We have a description of the subjects which were taught by Professor Goenner.  First we see what he taught to what was described as the “upper class”.

“Goenner gave instruction in theological training; Bible, in the original Greek and Hebrew; Xenophon, Plutarch, and Homer in Greek; Ceasar, Cicero, Virgil in Latin; and English.”

It is also said that he taught the “second class” Latin, Greek, and English.  The enrollment in 1843 was eight students…three in the upper class and five in the second class.

In 1845, another special event took place on Jacob’s birthday.  It was a Pentecost Sunday that year when Trinity Lutheran Church in Altenburg dedicated their first permanent church building and had their first worship service there.  We do not have a photo of that building at the time when it was used as a church, but this is about the earliest photo that includes this building.

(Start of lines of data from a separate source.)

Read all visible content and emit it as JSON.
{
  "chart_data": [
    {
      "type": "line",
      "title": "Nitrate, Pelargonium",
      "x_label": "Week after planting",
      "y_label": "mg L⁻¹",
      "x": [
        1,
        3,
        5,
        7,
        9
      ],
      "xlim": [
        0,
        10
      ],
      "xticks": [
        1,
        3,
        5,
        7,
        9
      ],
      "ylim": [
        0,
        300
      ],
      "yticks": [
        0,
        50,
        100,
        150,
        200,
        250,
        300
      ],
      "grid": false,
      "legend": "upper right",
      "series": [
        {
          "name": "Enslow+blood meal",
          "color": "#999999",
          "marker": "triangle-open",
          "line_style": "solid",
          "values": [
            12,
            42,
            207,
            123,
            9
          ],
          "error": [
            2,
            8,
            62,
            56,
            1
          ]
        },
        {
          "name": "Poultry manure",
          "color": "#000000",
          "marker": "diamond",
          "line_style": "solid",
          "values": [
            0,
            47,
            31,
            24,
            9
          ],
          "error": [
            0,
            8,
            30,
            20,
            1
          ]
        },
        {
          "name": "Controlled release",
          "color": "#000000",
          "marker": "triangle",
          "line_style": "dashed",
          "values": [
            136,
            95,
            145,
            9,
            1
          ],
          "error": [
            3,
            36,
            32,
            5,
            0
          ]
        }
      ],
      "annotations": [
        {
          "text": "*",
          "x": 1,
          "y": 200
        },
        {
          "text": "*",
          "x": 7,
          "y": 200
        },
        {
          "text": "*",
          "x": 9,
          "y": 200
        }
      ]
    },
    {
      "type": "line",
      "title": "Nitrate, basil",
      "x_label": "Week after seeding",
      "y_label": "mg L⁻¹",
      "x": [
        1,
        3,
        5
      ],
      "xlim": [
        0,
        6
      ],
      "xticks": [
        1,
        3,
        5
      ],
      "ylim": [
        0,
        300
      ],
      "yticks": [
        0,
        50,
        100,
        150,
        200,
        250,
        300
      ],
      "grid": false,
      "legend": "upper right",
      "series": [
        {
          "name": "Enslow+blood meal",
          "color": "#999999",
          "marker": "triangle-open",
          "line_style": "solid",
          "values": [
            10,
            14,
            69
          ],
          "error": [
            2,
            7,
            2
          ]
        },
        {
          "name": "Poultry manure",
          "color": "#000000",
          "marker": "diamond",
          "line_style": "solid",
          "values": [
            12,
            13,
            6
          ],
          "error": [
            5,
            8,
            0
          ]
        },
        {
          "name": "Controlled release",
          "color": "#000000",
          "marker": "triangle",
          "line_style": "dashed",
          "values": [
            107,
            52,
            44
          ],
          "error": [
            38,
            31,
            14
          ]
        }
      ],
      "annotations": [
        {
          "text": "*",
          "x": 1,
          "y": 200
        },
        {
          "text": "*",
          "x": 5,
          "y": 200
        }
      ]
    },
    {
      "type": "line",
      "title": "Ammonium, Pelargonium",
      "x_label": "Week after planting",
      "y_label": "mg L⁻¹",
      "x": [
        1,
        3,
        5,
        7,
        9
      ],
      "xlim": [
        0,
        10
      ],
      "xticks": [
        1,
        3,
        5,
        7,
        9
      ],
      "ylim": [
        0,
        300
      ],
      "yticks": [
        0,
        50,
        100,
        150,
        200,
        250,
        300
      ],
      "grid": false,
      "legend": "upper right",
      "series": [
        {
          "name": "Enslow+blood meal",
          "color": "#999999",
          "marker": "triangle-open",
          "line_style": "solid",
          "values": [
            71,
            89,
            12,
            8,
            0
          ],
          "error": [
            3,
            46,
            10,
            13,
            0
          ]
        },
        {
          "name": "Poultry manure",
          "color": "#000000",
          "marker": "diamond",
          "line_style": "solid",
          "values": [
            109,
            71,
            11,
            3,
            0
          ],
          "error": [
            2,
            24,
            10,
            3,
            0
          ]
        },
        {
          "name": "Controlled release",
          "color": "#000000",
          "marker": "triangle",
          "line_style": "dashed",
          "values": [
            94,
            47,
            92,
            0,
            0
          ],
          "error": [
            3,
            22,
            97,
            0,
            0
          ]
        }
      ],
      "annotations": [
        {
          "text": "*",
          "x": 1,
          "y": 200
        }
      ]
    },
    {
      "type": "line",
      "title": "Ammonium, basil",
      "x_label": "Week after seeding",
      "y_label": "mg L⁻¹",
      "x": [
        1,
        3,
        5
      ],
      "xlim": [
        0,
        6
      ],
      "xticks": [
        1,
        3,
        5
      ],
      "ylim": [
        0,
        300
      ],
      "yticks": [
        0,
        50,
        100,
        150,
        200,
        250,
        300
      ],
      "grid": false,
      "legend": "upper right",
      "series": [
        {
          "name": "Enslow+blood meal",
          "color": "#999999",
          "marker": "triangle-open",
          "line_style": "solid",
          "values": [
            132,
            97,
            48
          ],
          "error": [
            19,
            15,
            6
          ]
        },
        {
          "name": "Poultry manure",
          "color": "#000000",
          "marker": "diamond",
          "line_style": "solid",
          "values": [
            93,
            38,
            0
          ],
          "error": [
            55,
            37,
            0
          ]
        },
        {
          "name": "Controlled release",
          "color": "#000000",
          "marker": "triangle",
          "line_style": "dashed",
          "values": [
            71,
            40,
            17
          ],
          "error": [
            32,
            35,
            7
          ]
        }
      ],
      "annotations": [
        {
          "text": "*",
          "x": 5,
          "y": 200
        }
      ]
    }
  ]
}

trinity-church-grosse-schule

This photo shows the new church in the background which was dedicated in 1867.  After the new church was built, the 1845 church became a classroom for the school.  Here is another photo of that building when it was used as a school.

Trinity 1845 church

By the time of this dedication of the first church, Jacob had remarried.  He married a widow who had also lost her spouse not long before.  Her name was Justine (Noennig) Poppitz.  Justine had been married to a Knoll in Germany and they were divorced.  Upon arrival in Perry County, she married Johann Christlieb Poppitz in 1842.  But in 1843, he died.  This led to her marriage to Jacob Goenner on May 14, 1844.  So when the church was dedicated, this couple was three days short of celebrating their first anniversary.  Here is the record of the Goenner/Poppitz marriage from the Trinity records.

Goenner Poppitz marriage record

In 1849, the Seminary moved from Altenburg to St. Louis, and the Goenners moved there with it.  Jacob and Justine did not have any children of their own.  However a record in the Old Trinity Lutheran Church books says that in 1850, someone abandoned a baby that was about 8 months old on the terrace of the Lutheran College on the evening of September 1.  The Goenners took that baby  in and adopted her.  She was named Concordia Rosine Wilhelmine Goenner.

The Goenners had just that one girl, and if she had married, she would have taken on another name.  She also seems to have disappeared from any records we have.  So finding any kind of history of the Goenners is almost impossible.

Jacob died on June 25, 1864 in St. Louis.  After her husband died, Justine returned to Altenburg to live out the rest of her life.  She died August 18, 1879.

Although his name has vanished and you cannot find any Goenners around today, Jacob’s contributions to the early history of the Lutheran Church-Missouri Synod and Concordia Seminary were monumental and well worthy of us remembering.